Dengan suhu yang dihasilkan dari tumpukan daun segar, lima hari kemudian kedelai tumbuh jamur kuning, diaduk lalu dijemur, disemprot dengan sari jahe, jadilah tempe kedelai.
Jika tempe ditambahkan ke sambal, rasanya akan lebih lezat. Hari-hari berikutnya, sambal cabai yang sudah dicincang dicampur dengan lada, lalu dicampurkan tempe dan dijemur serta dianginkan siang malam.
Mulut tempayan ditutup kain kasa agar tak terkena debu dan kotoran, dan setelah sebulan diaduk dan dibalik, lalu disimpan dan difermentasi selama tiga hingga lima bulan, barulah jadi produk unggulan.
Hanya sambal cabai yang menyerap energi alam semesta seperti ini yang bisa menjadi makanan khas daerah setempat.

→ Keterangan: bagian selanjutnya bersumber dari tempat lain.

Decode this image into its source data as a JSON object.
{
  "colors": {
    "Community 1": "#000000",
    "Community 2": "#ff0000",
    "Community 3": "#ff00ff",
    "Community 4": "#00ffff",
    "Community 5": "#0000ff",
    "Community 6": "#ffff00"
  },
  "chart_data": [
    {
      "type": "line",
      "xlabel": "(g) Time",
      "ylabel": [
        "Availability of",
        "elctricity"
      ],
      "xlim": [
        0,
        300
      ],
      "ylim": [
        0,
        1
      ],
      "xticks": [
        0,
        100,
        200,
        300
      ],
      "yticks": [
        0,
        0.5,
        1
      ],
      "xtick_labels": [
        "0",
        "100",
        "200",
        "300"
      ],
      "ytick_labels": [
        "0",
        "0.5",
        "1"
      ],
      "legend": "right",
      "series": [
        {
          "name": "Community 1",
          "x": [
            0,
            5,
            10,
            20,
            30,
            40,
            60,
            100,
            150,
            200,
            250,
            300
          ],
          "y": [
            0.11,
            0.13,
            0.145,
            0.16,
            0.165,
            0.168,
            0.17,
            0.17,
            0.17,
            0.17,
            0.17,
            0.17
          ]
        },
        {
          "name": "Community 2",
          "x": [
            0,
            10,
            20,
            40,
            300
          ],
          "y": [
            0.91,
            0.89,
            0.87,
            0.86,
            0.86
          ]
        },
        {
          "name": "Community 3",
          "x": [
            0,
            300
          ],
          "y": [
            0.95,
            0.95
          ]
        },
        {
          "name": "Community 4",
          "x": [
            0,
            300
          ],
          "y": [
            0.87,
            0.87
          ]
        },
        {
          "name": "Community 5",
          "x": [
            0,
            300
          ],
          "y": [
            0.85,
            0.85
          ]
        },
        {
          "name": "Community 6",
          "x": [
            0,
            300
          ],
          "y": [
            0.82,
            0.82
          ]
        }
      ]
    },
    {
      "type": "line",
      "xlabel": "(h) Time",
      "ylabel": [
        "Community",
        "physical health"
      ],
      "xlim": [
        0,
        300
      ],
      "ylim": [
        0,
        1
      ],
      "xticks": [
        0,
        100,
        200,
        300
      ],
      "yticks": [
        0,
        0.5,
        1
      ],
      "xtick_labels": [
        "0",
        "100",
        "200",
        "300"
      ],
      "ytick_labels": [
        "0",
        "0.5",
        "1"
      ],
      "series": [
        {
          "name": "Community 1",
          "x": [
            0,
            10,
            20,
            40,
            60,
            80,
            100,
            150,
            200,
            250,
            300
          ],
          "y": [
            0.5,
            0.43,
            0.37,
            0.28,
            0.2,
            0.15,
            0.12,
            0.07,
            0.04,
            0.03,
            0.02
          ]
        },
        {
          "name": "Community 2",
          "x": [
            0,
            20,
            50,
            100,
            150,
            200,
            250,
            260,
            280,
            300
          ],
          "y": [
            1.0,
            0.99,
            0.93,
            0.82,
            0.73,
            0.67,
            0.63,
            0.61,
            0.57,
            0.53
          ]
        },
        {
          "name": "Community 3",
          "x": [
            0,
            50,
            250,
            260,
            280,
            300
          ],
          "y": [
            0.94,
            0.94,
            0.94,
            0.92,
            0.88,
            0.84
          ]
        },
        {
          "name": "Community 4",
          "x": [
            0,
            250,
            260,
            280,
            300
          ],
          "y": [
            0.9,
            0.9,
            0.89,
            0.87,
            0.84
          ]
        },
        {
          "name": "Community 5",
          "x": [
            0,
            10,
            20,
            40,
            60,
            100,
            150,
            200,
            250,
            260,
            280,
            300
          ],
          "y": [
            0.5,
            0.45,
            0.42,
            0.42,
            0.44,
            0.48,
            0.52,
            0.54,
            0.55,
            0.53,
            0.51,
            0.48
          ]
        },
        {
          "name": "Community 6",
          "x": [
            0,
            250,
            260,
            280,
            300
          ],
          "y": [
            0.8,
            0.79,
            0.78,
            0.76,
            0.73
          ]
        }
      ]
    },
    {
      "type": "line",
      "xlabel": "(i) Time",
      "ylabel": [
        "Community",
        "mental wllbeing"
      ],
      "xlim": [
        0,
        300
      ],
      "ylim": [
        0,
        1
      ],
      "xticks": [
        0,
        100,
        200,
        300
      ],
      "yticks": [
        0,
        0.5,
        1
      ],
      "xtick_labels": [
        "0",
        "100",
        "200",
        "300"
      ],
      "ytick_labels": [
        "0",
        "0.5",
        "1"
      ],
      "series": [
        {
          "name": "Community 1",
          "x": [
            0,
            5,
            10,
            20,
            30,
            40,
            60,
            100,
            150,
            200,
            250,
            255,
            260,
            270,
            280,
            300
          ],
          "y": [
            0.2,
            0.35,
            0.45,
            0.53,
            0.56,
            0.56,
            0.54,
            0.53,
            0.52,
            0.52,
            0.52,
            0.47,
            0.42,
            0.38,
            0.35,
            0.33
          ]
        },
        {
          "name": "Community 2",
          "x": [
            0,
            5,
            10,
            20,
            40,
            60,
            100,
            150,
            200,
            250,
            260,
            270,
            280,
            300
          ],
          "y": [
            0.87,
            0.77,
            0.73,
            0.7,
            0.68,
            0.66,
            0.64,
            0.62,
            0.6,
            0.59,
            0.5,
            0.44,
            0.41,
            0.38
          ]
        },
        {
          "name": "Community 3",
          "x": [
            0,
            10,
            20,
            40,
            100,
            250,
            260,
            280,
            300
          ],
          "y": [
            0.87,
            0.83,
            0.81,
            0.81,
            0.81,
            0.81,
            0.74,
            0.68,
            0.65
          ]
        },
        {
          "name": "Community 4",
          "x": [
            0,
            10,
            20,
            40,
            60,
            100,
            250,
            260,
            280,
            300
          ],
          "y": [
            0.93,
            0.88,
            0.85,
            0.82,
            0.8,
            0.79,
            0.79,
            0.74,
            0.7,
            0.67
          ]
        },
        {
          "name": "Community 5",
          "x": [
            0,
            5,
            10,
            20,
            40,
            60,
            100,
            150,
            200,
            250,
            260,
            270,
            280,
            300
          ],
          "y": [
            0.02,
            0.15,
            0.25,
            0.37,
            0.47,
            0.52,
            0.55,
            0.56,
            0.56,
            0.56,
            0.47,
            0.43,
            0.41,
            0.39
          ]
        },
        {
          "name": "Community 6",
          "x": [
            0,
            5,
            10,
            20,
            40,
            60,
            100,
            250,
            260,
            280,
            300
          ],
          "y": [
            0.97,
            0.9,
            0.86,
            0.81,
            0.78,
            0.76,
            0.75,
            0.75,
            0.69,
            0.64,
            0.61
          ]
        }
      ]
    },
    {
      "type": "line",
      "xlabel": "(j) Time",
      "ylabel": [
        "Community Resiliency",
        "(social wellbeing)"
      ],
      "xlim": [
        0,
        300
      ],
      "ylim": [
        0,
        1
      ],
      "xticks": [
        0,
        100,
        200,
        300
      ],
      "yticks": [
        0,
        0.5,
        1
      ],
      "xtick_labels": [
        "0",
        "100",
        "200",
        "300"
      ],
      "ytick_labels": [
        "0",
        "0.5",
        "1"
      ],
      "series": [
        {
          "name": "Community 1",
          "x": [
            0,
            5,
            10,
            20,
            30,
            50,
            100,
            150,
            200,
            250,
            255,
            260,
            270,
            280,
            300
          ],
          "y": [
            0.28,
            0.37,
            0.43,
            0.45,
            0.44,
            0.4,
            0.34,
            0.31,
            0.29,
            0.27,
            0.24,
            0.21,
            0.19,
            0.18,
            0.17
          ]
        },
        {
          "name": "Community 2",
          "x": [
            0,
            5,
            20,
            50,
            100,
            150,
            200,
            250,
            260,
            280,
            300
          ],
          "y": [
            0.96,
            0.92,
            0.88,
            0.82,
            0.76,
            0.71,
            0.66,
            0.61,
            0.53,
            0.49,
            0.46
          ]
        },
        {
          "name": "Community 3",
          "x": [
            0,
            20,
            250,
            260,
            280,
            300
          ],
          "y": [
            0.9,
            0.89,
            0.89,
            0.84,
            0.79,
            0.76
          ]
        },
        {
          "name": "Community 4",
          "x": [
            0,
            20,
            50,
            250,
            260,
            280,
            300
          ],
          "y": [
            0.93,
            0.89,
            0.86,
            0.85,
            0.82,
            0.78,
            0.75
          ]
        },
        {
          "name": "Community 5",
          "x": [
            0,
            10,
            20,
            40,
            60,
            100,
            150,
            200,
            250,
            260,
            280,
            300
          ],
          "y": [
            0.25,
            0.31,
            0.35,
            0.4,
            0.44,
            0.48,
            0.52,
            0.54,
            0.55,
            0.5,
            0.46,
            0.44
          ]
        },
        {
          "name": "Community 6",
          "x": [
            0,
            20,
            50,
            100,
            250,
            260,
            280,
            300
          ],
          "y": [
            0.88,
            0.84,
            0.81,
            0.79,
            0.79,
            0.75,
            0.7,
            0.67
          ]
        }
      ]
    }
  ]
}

Sejak pertukaran obat pertama kali, baru lima hari berlalu, Jiang Zhi sudah membawa shangru yang dikeringkan bersama obat lain turun gunung.
Kali ini, Xu Er Rui mengantarnya sampai ke luar desa. Setelah masuk desa, ia menunjukkan kartu wajah kepada penjaga, lalu Jiang Zhi dengan cekatan mencari tabib Xu Dong.